Le Tribunal Administratif de Dijon, statuant par ordonnance, donne acte du désistement du requérant suite à son absence de réponse à une mise en demeure. Le litige initial portait sur le refus implicite de délivrance d'un certificat de résidence de dix ans, mais la demande est devenue sans objet après la délivrance du titre par le préfet. La juridiction a appliqué les articles R. 222-1 et R. 612-5-1 du code de justice administrative pour constater le désistement et clore la procédure.
Texte intégral
Vu la procédure suivante :
Par une requête, enregistrée le 21 janvier 2025, M. B... A..., représenté par la SCP Clemang, demande au tribunal :
1°) d’annuler la décision par laquelle le préfet de la Côte-d’Or a implicitement refusé de lui délivrer un certificat de résidence d’une durée de dix ans ;
2°) d’enjoindre au préfet de la Côte-d’Or de lui délivrer le titre de séjour sollicité dans un délai d’un mois à compter de la notification de la décision juridictionnelle et sous astreinte de 150 euros par jour de retard ;
3°) de mettre à la charge de l’Etat le versement d’une somme de 2 000 euros au titre de l’article L. 761-1 du code de justice administrative.

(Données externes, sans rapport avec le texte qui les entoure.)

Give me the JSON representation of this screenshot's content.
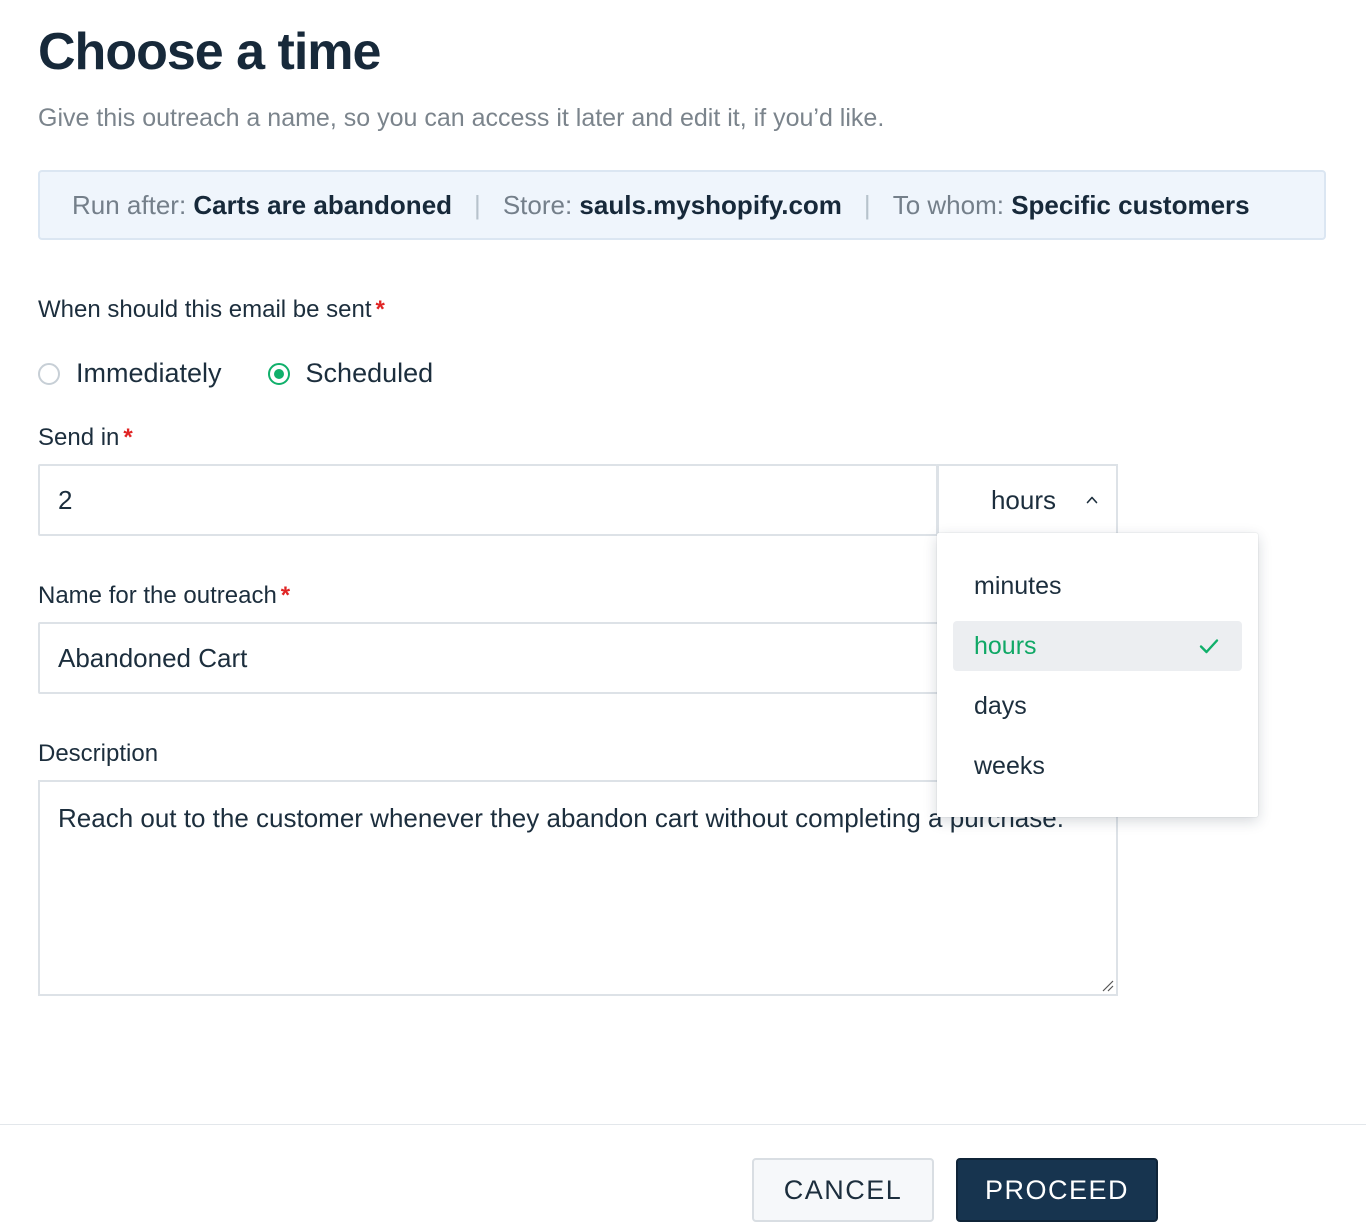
{
  "page": {
    "title": "Choose a time",
    "subtitle": "Give this outreach a name, so you can access it later and edit it, if you’d like."
  },
  "summary": {
    "run_after_label": "Run after:",
    "run_after_value": "Carts are abandoned",
    "store_label": "Store:",
    "store_value": "sauls.myshopify.com",
    "to_whom_label": "To whom:",
    "to_whom_value": "Specific customers",
    "separator": "|"
  },
  "when": {
    "label": "When should this email be sent",
    "required_mark": "*",
    "options": [
      {
        "label": "Immediately",
        "checked": false
      },
      {
        "label": "Scheduled",
        "checked": true
      }
    ]
  },
  "send_in": {
    "label": "Send in",
    "required_mark": "*",
    "value": "2",
    "unit": "hours",
    "unit_options": [
      {
        "label": "minutes",
        "selected": false
      },
      {
        "label": "hours",
        "selected": true
      },
      {
        "label": "days",
        "selected": false
      },
      {
        "label": "weeks",
        "selected": false
      }
    ]
  },
  "name": {
    "label": "Name for the outreach",
    "required_mark": "*",
    "value": "Abandoned Cart"
  },
  "description": {
    "label": "Description",
    "value": "Reach out to the customer whenever they abandon cart without completing a purchase."
  },
  "footer": {
    "cancel_label": "CANCEL",
    "proceed_label": "PROCEED"
  },
  "colors": {
    "accent_green": "#10b06b",
    "primary_button": "#17344f",
    "required_red": "#e02424"
  },
  "icons": {
    "chevron": "chevron-up-icon",
    "check": "check-icon",
    "resize": "resize-handle-icon"
  }
}
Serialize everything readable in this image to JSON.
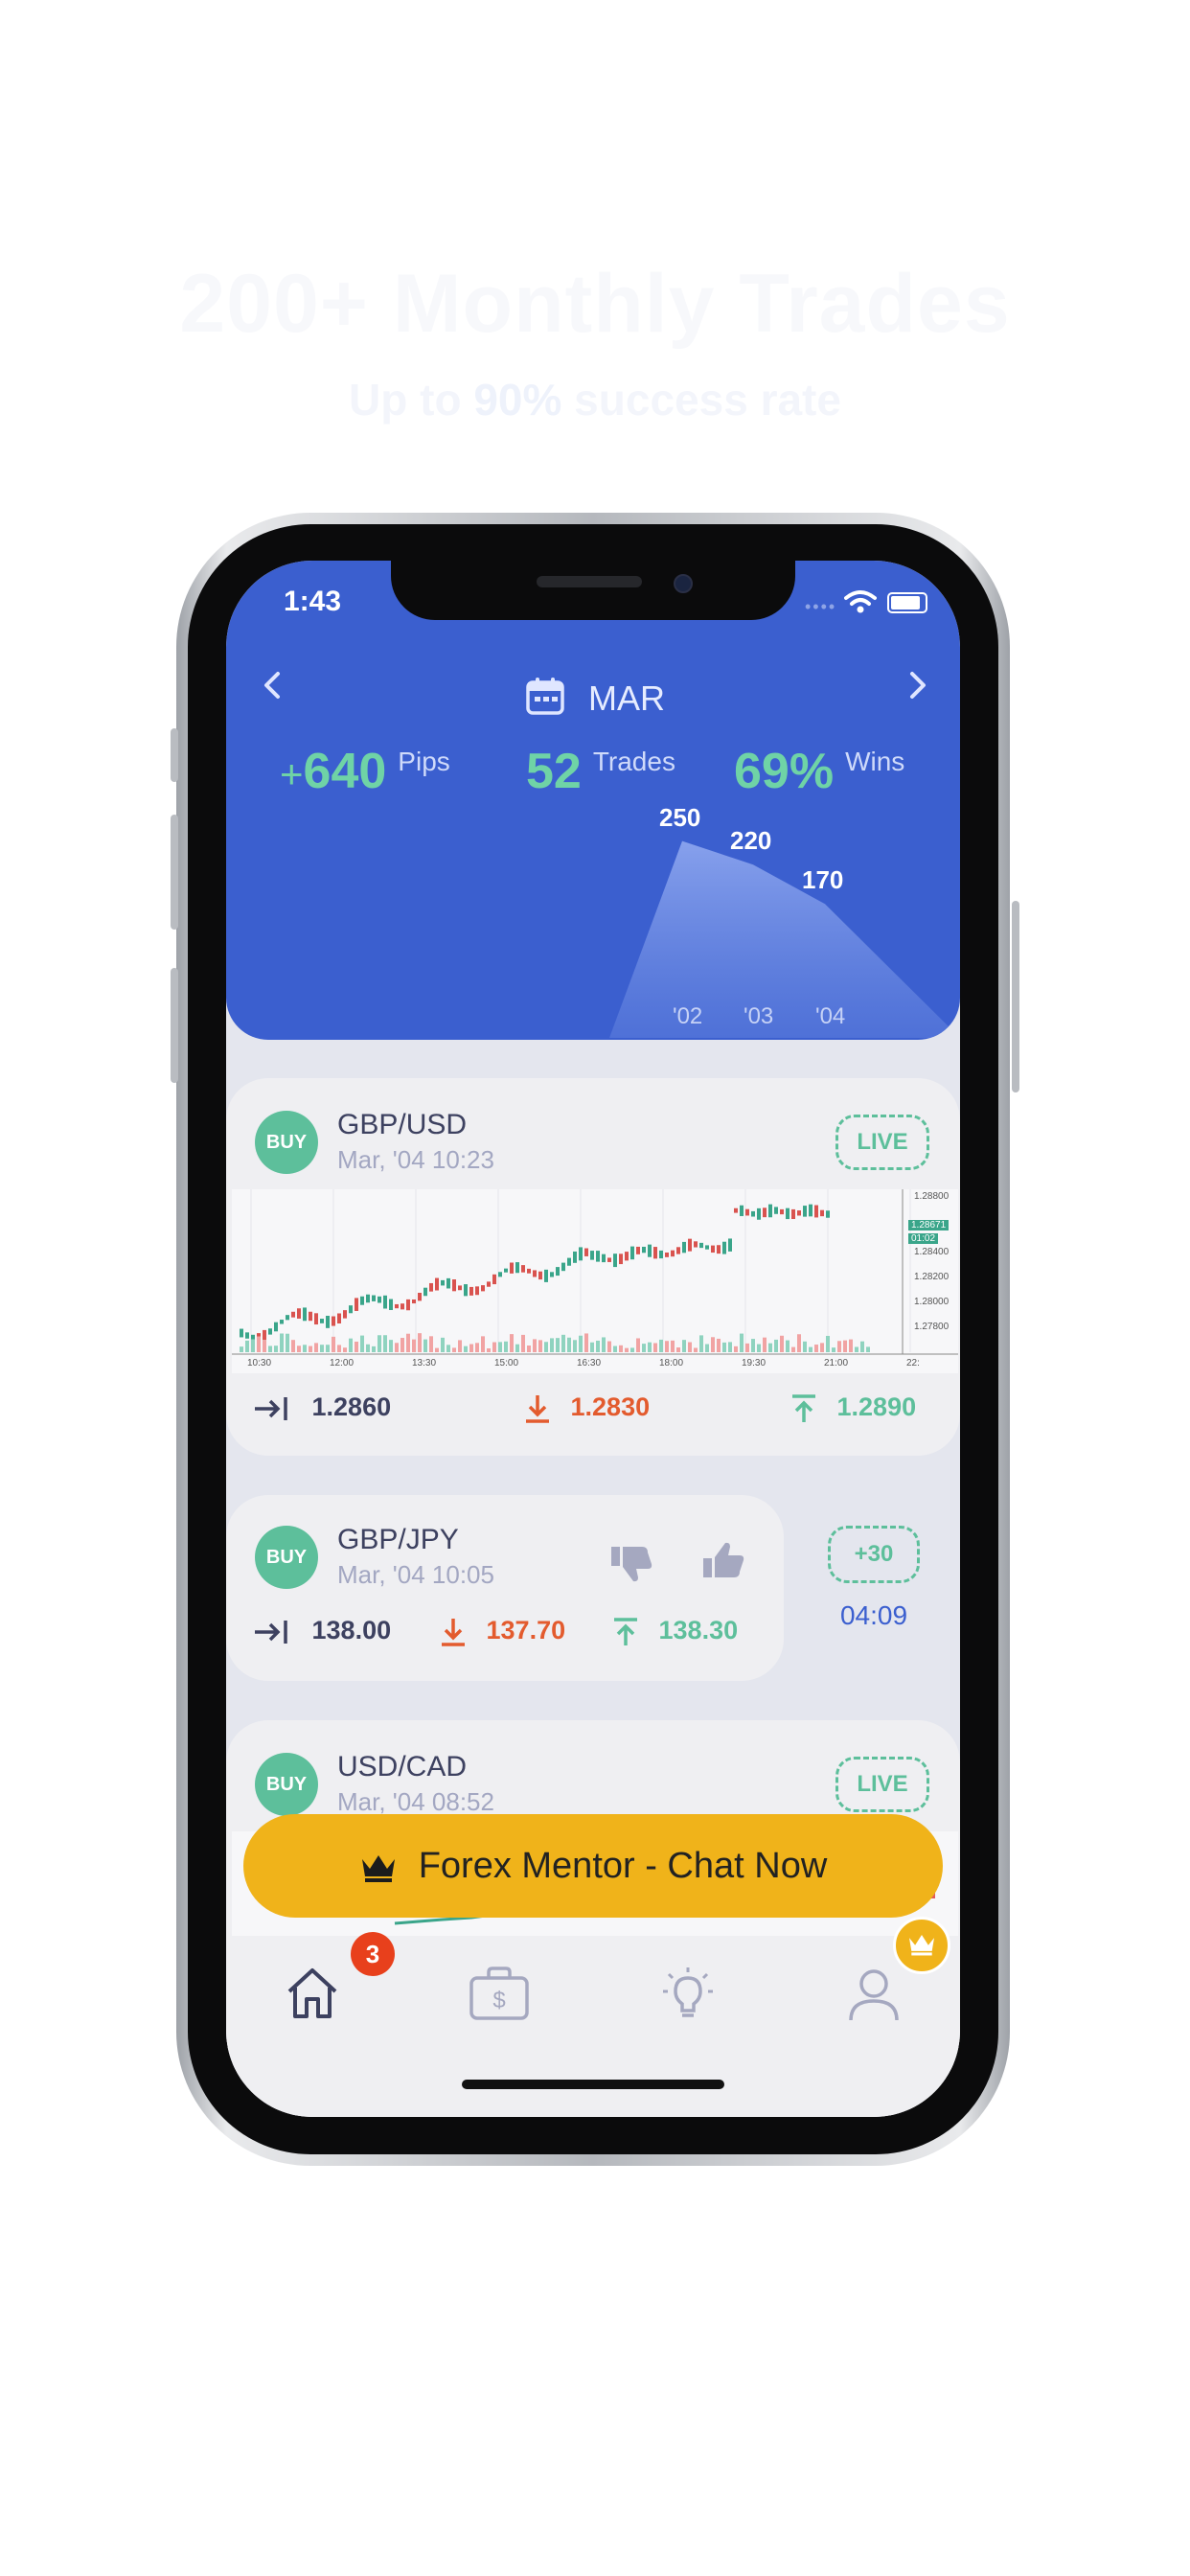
{
  "marketing": {
    "headline": "200+ Monthly Trades",
    "sub_prefix": "Up to ",
    "sub_highlight": "90%",
    "sub_suffix": " success rate"
  },
  "status_bar": {
    "time": "1:43"
  },
  "header": {
    "month": "MAR",
    "prev_icon": "chevron-left-icon",
    "next_icon": "chevron-right-icon",
    "calendar_icon": "calendar-icon",
    "stats": {
      "pips_sign": "+",
      "pips_value": "640",
      "pips_unit": "Pips",
      "trades_value": "52",
      "trades_unit": "Trades",
      "wins_value": "69%",
      "wins_unit": "Wins"
    }
  },
  "chart_data": {
    "type": "area",
    "categories": [
      "'02",
      "'03",
      "'04"
    ],
    "values": [
      250,
      220,
      170
    ],
    "title": "",
    "xlabel": "",
    "ylabel": ""
  },
  "cards": [
    {
      "side": "BUY",
      "pair": "GBP/USD",
      "time": "Mar, '04 10:23",
      "status": "LIVE",
      "entry": "1.2860",
      "stop_loss": "1.2830",
      "take_profit": "1.2890",
      "x_ticks": [
        "10:30",
        "12:00",
        "13:30",
        "15:00",
        "16:30",
        "18:00",
        "19:30",
        "21:00",
        "22:"
      ],
      "y_ticks": [
        "1.28800",
        "1.28400",
        "1.28200",
        "1.28000",
        "1.27800"
      ],
      "price_tag": "1.28671",
      "time_tag": "01:02"
    },
    {
      "side": "BUY",
      "pair": "GBP/JPY",
      "time": "Mar, '04 10:05",
      "result": "+30",
      "duration": "04:09",
      "entry": "138.00",
      "stop_loss": "137.70",
      "take_profit": "138.30"
    },
    {
      "side": "BUY",
      "pair": "USD/CAD",
      "time": "Mar, '04 08:52",
      "status": "LIVE"
    }
  ],
  "cta": {
    "label": "Forex Mentor - Chat Now",
    "icon": "crown-icon"
  },
  "tabbar": {
    "items": [
      "home-icon",
      "briefcase-dollar-icon",
      "lightbulb-icon",
      "user-icon"
    ],
    "badge": "3"
  },
  "colors": {
    "header": "#3b5fcf",
    "accent_green": "#5dbf9b",
    "stop_red": "#e35b2e",
    "cta_yellow": "#f0b31a",
    "badge_red": "#e8401c"
  }
}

Par un mémoire en défense, enregistré le 9 janvier 2026, le préfet de la Côte-d’Or informe le tribunal que, le 3 juillet 2025, il a remis à M. A... le titre de séjour sollicité et conclut au non-lieu à statuer.
Vu les autres pièces du dossier.
Vu le code de justice administrative.
Considérant ce qui suit :
1. Aux termes de l’article R. 222-1 du code de justice administrative : « (...) les présidents de formation de jugement des tribunaux (...) peuvent, par ordonnance : / 1 Donner acte des désistements (…) ».

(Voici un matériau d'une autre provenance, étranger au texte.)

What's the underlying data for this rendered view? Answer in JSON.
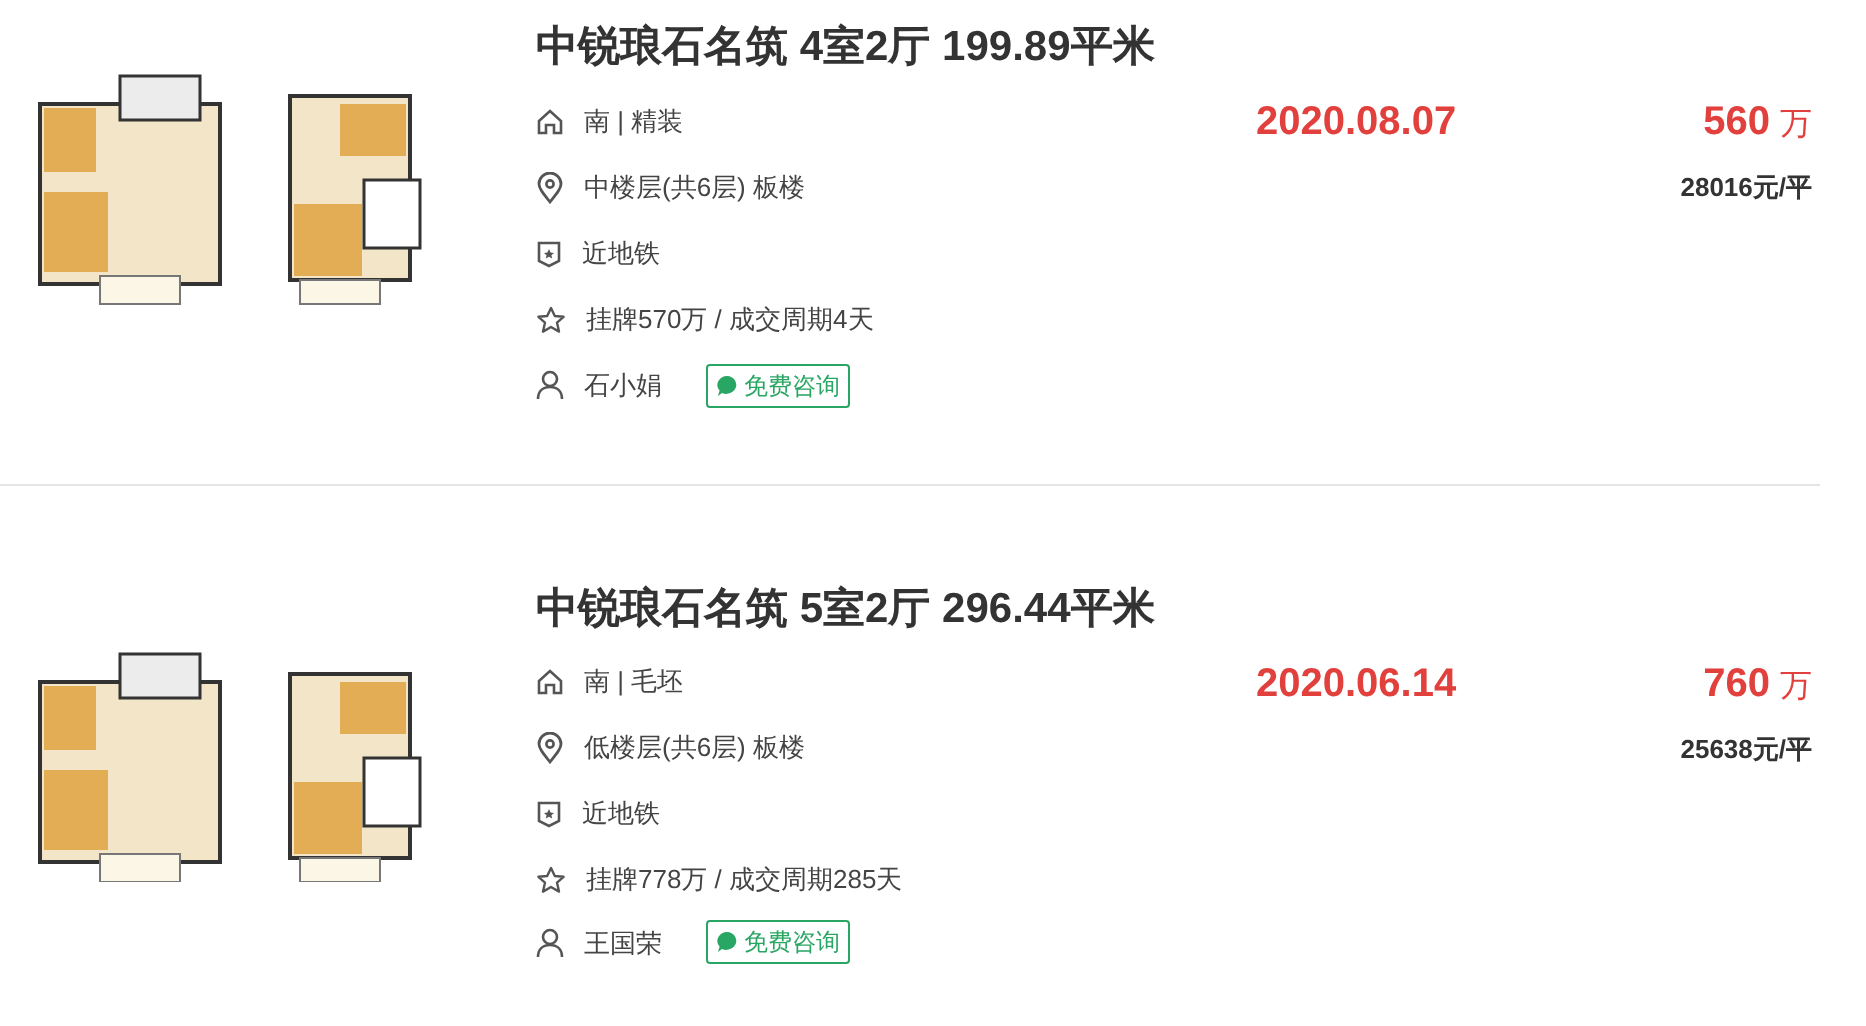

2. Aux termes de l’article R. 612-5-1 du code de justice administrative : « Lorsque l’état du dossier permet de s’interroger sur l’intérêt que la requête conserve pour son auteur, le président de la formation de jugement (…), peut inviter le requérant à confirmer expressément le maintien de ses conclusions. La demande qui lui est adressée mentionne que, à défaut de réception de cette confirmation à l’expiration du délai fixé, qui ne peut être inférieur à un mois, il sera réputé s’être désisté de l’ensemble de ses conclusions ».
3. En dépit de la demande adressée le 9 janvier 2026 à son conseil au moyen de l’application « télérecours », dont ce dernier a accusé réception le 12 janvier 2026, M. A... n’a pas confirmé expressément le maintien de ses conclusions dans le délai d’un mois qui lui était imparti. Dès lors, conformément aux dispositions de l’article R. 612-5-1 du code de justice administrative, le requérant est réputé s’être désisté de l’ensemble des conclusions de sa requête. Rien ne s’oppose à ce qu’il soit donné acte de ce désistement.
ORDONNE :
Article 1er : Il est donné acte du désistement de M. A... de sa requête.
Article 2 : La présente ordonnance sera notifiée à M. B... A... et au préfet de la Côte-d’Or.
Une copie de cette ordonnance sera transmise, pour information, au ministre de l’intérieur.
Fait à Dijon le 12 mars 2026.
Le président de la 3ème chambre,
L. Boissy
La République mande et ordonne au préfet de la Côte-d’Or, en ce qui le concerne, ou à tous commissaires de justice à ce requis, en ce qui concerne les voies de droit commun contre les parties privées, de pourvoir à l’exécution de la présente décision.